The only aspect of the Pokemon games I think has aged really well is the soundtrack of the RPG's on Gameboy. It's got the same same infectiously catchy quality as Banjo Kazooie. I could go decades without hearing these tunes and I'd still remember them. In more recent Pokemon, they'll include classic music, but they change all the instrumentation so it sounds more modern. I think it loses something in translation. Something about those otherworldly, machine-generated chip tunes just makes them sound right.
The Pokemon TV Show
This is the part I remember the least distinctly. I had one VHS tape with two or three episodes on it. Sometimes I'd catch it on TV. Anyway I don't think the particulars are important because it was basically a commercial for the games and cards. Today I can see it's a dreadfully cliched shounen anime about a boy trying to be the best at whatever magical thing people do in his world, failing at it, persevering, trying again, then succeeding. See? I can't even remember anything specific, that's how bland it was.
However, I would argue that this show pioneered something important: introducing the US to anime. Before 1998 anime wasn't widely available or talked about.

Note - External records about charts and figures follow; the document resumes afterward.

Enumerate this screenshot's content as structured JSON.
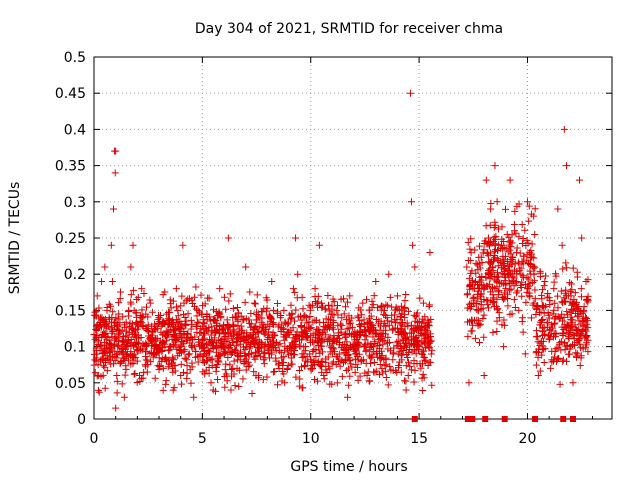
{
  "chart_data": {
    "type": "scatter",
    "title": "Day 304 of 2021, SRMTID for receiver chma",
    "xlabel": "GPS time / hours",
    "ylabel": "SRMTID / TECUs",
    "xlim": [
      0,
      23.9
    ],
    "ylim": [
      0,
      0.5
    ],
    "x_ticks": [
      "0",
      "5",
      "10",
      "15",
      "20"
    ],
    "x_tick_values": [
      0,
      5,
      10,
      15,
      20
    ],
    "y_ticks": [
      "0",
      "0.05",
      "0.1",
      "0.15",
      "0.2",
      "0.25",
      "0.3",
      "0.35",
      "0.4",
      "0.45",
      "0.5"
    ],
    "y_tick_values": [
      0,
      0.05,
      0.1,
      0.15,
      0.2,
      0.25,
      0.3,
      0.35,
      0.4,
      0.45,
      0.5
    ],
    "grid": true,
    "marker": "+",
    "color": "#e00000",
    "segments": [
      {
        "start": 0.0,
        "end": 15.6,
        "center": 0.11,
        "spread": 0.05
      },
      {
        "start": 17.2,
        "end": 18.0,
        "center": 0.18,
        "spread": 0.06
      },
      {
        "start": 18.0,
        "end": 20.4,
        "center": 0.21,
        "spread": 0.07
      },
      {
        "start": 20.4,
        "end": 22.8,
        "center": 0.13,
        "spread": 0.06
      }
    ],
    "series": [
      {
        "name": "SRMTID",
        "points": [
          [
            0.05,
            0.11
          ],
          [
            0.1,
            0.08
          ],
          [
            0.15,
            0.17
          ],
          [
            0.2,
            0.06
          ],
          [
            0.3,
            0.13
          ],
          [
            0.35,
            0.19
          ],
          [
            0.45,
            0.12
          ],
          [
            0.5,
            0.21
          ],
          [
            0.6,
            0.15
          ],
          [
            0.7,
            0.14
          ],
          [
            0.8,
            0.24
          ],
          [
            0.85,
            0.19
          ],
          [
            0.9,
            0.29
          ],
          [
            0.95,
            0.37
          ],
          [
            1.0,
            0.37
          ],
          [
            0.98,
            0.34
          ],
          [
            1.0,
            0.015
          ],
          [
            1.05,
            0.06
          ],
          [
            1.1,
            0.09
          ],
          [
            1.2,
            0.12
          ],
          [
            1.3,
            0.09
          ],
          [
            1.4,
            0.03
          ],
          [
            1.5,
            0.1
          ],
          [
            1.6,
            0.15
          ],
          [
            1.7,
            0.21
          ],
          [
            1.8,
            0.24
          ],
          [
            1.9,
            0.12
          ],
          [
            2.0,
            0.08
          ],
          [
            2.1,
            0.06
          ],
          [
            2.2,
            0.18
          ],
          [
            2.4,
            0.1
          ],
          [
            2.5,
            0.13
          ],
          [
            2.6,
            0.16
          ],
          [
            2.8,
            0.09
          ],
          [
            3.0,
            0.14
          ],
          [
            3.2,
            0.07
          ],
          [
            3.4,
            0.12
          ],
          [
            3.6,
            0.11
          ],
          [
            3.8,
            0.18
          ],
          [
            4.0,
            0.06
          ],
          [
            4.1,
            0.24
          ],
          [
            4.2,
            0.13
          ],
          [
            4.4,
            0.09
          ],
          [
            4.6,
            0.03
          ],
          [
            4.8,
            0.15
          ],
          [
            5.0,
            0.11
          ],
          [
            5.2,
            0.08
          ],
          [
            5.4,
            0.05
          ],
          [
            5.5,
            0.04
          ],
          [
            5.6,
            0.12
          ],
          [
            5.8,
            0.18
          ],
          [
            6.0,
            0.09
          ],
          [
            6.2,
            0.25
          ],
          [
            6.4,
            0.14
          ],
          [
            6.6,
            0.07
          ],
          [
            6.8,
            0.12
          ],
          [
            7.0,
            0.21
          ],
          [
            7.2,
            0.1
          ],
          [
            7.4,
            0.16
          ],
          [
            7.6,
            0.06
          ],
          [
            7.8,
            0.13
          ],
          [
            8.0,
            0.11
          ],
          [
            8.2,
            0.19
          ],
          [
            8.4,
            0.08
          ],
          [
            8.6,
            0.14
          ],
          [
            8.8,
            0.05
          ],
          [
            9.0,
            0.12
          ],
          [
            9.2,
            0.18
          ],
          [
            9.3,
            0.25
          ],
          [
            9.4,
            0.2
          ],
          [
            9.6,
            0.09
          ],
          [
            9.8,
            0.14
          ],
          [
            10.0,
            0.07
          ],
          [
            10.2,
            0.18
          ],
          [
            10.4,
            0.24
          ],
          [
            10.5,
            0.11
          ],
          [
            10.6,
            0.06
          ],
          [
            10.8,
            0.13
          ],
          [
            11.0,
            0.09
          ],
          [
            11.2,
            0.15
          ],
          [
            11.4,
            0.12
          ],
          [
            11.6,
            0.08
          ],
          [
            11.7,
            0.03
          ],
          [
            11.8,
            0.17
          ],
          [
            12.0,
            0.1
          ],
          [
            12.2,
            0.14
          ],
          [
            12.4,
            0.16
          ],
          [
            12.6,
            0.06
          ],
          [
            12.8,
            0.13
          ],
          [
            13.0,
            0.19
          ],
          [
            13.2,
            0.11
          ],
          [
            13.4,
            0.15
          ],
          [
            13.6,
            0.2
          ],
          [
            13.8,
            0.09
          ],
          [
            14.0,
            0.17
          ],
          [
            14.2,
            0.13
          ],
          [
            14.4,
            0.04
          ],
          [
            14.6,
            0.45
          ],
          [
            14.65,
            0.3
          ],
          [
            14.7,
            0.24
          ],
          [
            14.8,
            0.21
          ],
          [
            15.0,
            0.1
          ],
          [
            15.2,
            0.16
          ],
          [
            15.4,
            0.12
          ],
          [
            15.5,
            0.23
          ],
          [
            17.2,
            0.21
          ],
          [
            17.3,
            0.05
          ],
          [
            17.4,
            0.16
          ],
          [
            17.6,
            0.19
          ],
          [
            17.8,
            0.13
          ],
          [
            18.0,
            0.06
          ],
          [
            18.1,
            0.33
          ],
          [
            18.2,
            0.25
          ],
          [
            18.3,
            0.29
          ],
          [
            18.4,
            0.21
          ],
          [
            18.5,
            0.35
          ],
          [
            18.6,
            0.3
          ],
          [
            18.7,
            0.14
          ],
          [
            18.8,
            0.24
          ],
          [
            18.9,
            0.1
          ],
          [
            19.0,
            0.18
          ],
          [
            19.2,
            0.33
          ],
          [
            19.3,
            0.22
          ],
          [
            19.4,
            0.26
          ],
          [
            19.5,
            0.19
          ],
          [
            19.6,
            0.15
          ],
          [
            19.7,
            0.2
          ],
          [
            19.8,
            0.12
          ],
          [
            19.9,
            0.09
          ],
          [
            20.0,
            0.3
          ],
          [
            20.1,
            0.23
          ],
          [
            20.3,
            0.16
          ],
          [
            20.5,
            0.06
          ],
          [
            20.6,
            0.13
          ],
          [
            20.8,
            0.19
          ],
          [
            21.0,
            0.11
          ],
          [
            21.2,
            0.08
          ],
          [
            21.4,
            0.29
          ],
          [
            21.6,
            0.24
          ],
          [
            21.7,
            0.4
          ],
          [
            21.8,
            0.35
          ],
          [
            21.9,
            0.17
          ],
          [
            22.0,
            0.1
          ],
          [
            22.1,
            0.05
          ],
          [
            22.2,
            0.13
          ],
          [
            22.3,
            0.09
          ],
          [
            22.4,
            0.33
          ],
          [
            22.5,
            0.25
          ],
          [
            22.6,
            0.15
          ],
          [
            22.7,
            0.19
          ]
        ]
      },
      {
        "name": "zero-marks",
        "marker": "square",
        "points": [
          [
            14.8,
            0
          ],
          [
            17.25,
            0
          ],
          [
            17.35,
            0
          ],
          [
            17.45,
            0
          ],
          [
            18.05,
            0
          ],
          [
            18.95,
            0
          ],
          [
            20.35,
            0
          ],
          [
            21.65,
            0
          ],
          [
            22.1,
            0
          ]
        ]
      }
    ]
  }
}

I've heard stories of fans passing around bootleg, fan-subbed VHS tapes containing episodes of their favorite shows, or unwittingly running into hentai because there wasn't a rating system for any of it. But now you can just go to an ordinary retail place and buy anime DVD's and so forth. And I'm convinced Pokemon had something to do with that.
In summary, Pokemon doesn't really doesn't mean the same thing to me that it did in 4th grade. I do feel a little warm nostalgia glow from Pokemon merchandise and fan art because of how it elicits memories of simpler times, but today I can't sit down and enjoy Pokemon Blue the same way I can Zelda: Ocarina of Time. But this doesn't diminish the role Pokemon played in introducing a generation of kids to TCG's, JRPG's, and anime. I think those three things were on their way to mainstream American acceptance anyway, but that process wouldn't be as far along as it is today without Pokemon.